With a crowd of family in tow in a sea of bustling fine art tourism, I took in the astounding Joseph Mallord William Turner retrospective at the Met last week, jostling through the headphone-wearers to gaze at a few of the finer works at some small length. Turner was an artist of empire, a prolific careerist who grew up as the son of a barber and wigmaker in London and set his sites on becoming the acknowledged heir to Europe’s great classicists. Yet his toil over a very long career spanned the tail end of the enlightenment, ignited as war swept the western world, and lasted long after, well into the industrial spread of the 19th century. And although Turner aimed for classical landscape fame, his later worked presaged expressionism in their layering of color and homage to light.

What a talent, and what range as well. There are the great historic paintings, of course – the Trafalgar images, The Field of Waterloo, and his near-journalistic work covering the great fire that destroyed the parliamentary campus in London in 1834. There are classical landscapes in strict diagrammatic patterns, and classical scenes. But there were two groups that stood out as favorites. One comprised everyday scenes of life in Turner’s times – times that also inspired the writing of a range of my favorite writers, from Austen and Dickens to the brilliant maritime series of Patrick O’Brian. The other was the later work, painted when Turner’s eyes were failing him, works that critics of the day dismissed as “the fruits of a diseased eye and a reckless hand.”

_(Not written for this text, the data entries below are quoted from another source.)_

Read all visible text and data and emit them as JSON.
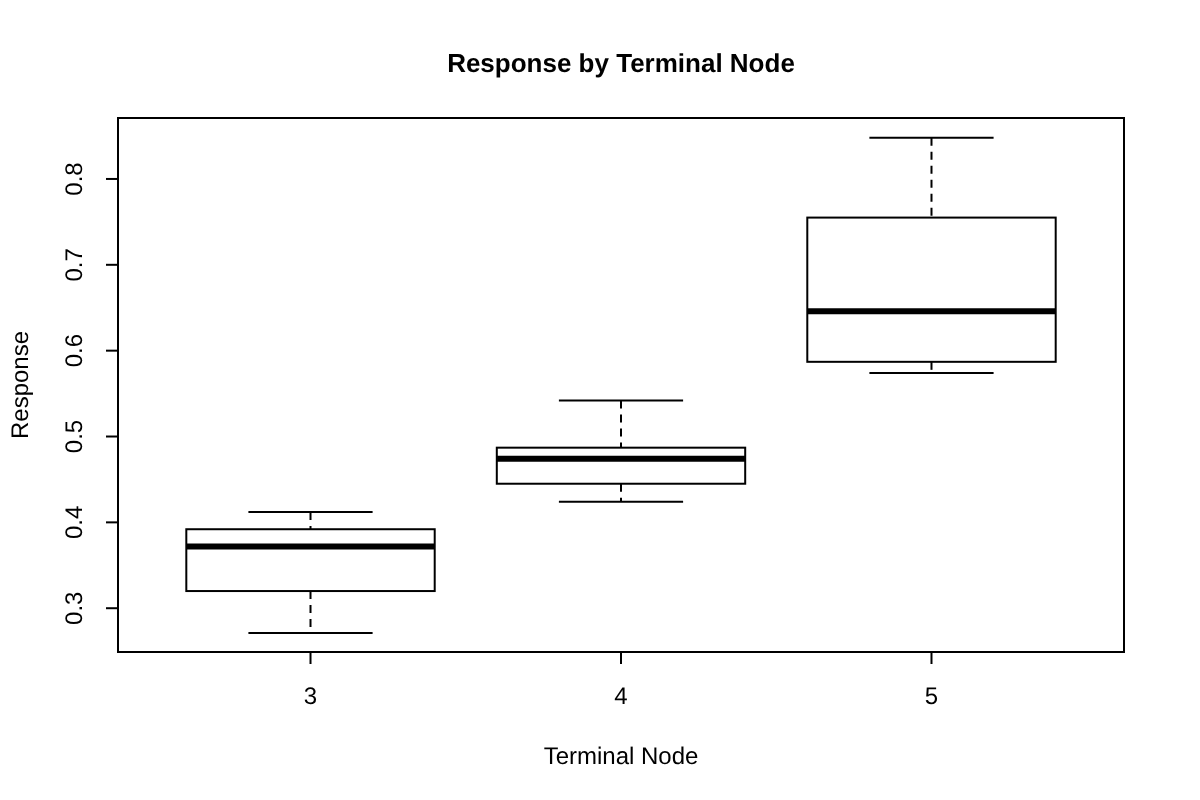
{
  "chart_data": {
    "type": "box",
    "title": "Response by Terminal Node",
    "xlabel": "Terminal Node",
    "ylabel": "Response",
    "categories": [
      "3",
      "4",
      "5"
    ],
    "boxes": [
      {
        "low": 0.271,
        "q1": 0.32,
        "median": 0.372,
        "q3": 0.392,
        "high": 0.412
      },
      {
        "low": 0.424,
        "q1": 0.445,
        "median": 0.474,
        "q3": 0.487,
        "high": 0.542
      },
      {
        "low": 0.574,
        "q1": 0.587,
        "median": 0.646,
        "q3": 0.755,
        "high": 0.848
      }
    ],
    "color": "#000000",
    "ylim": [
      0.249,
      0.871
    ],
    "yticks": [
      0.3,
      0.4,
      0.5,
      0.6,
      0.7,
      0.8
    ],
    "grid": false
  }
}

I stood longest before Keelmen Heaving in Coals by Moonlight, exhibited by Turner in 1835 and on loan from the National Gallery, where I’d seen it before. It is a media-sized oil painting of the waterfront at Newcastle, a portrait of every day toil in small boats and small ships. The sky is moonlit, almost like day, and the light and clouds form a sort of visual tunnel toward open water. The ships have that classic Turner lyric of beauty discovered in hull and sail, but it’s no longer the age of Napoleon – or the age of pure sail, either. Coal feeds steamship boilers, ships move under power, and the factories are open. There is work to be done even at midnight. Smoke sends its industrial signal into that brilliant sky, obscuring some masts.

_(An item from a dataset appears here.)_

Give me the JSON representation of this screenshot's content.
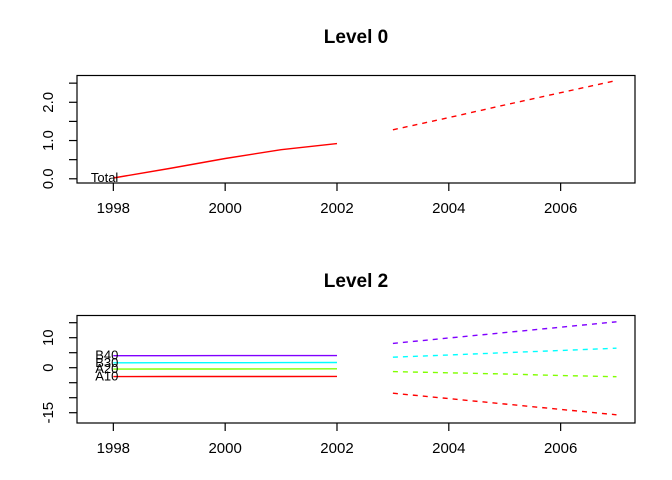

You think: it would be the 1960s before England’s skies grew cleaner again. The coal-powered London fog of Sherlock Holmes was a wisp in Turner’s painting, but it was beginning to swirl. Jane Austen is dead, Charles Dickens had just started his journalistic career, and Wellington was his dotage. Victoria was a princess yet to ascend, Darwin was in the Galapagos, and on these shores, Texas won its independence and Mark Twain was born. I love images like this that blend a “wonderful range of mind” like Turner’s – as famously described by his rival John Constable – with a clear turn of history. Sometimes you can see so much, and come away the better for it.

Highly recommended: J.M.W. Turner, the Metropolitan Museum of Art, through September 21, 2008.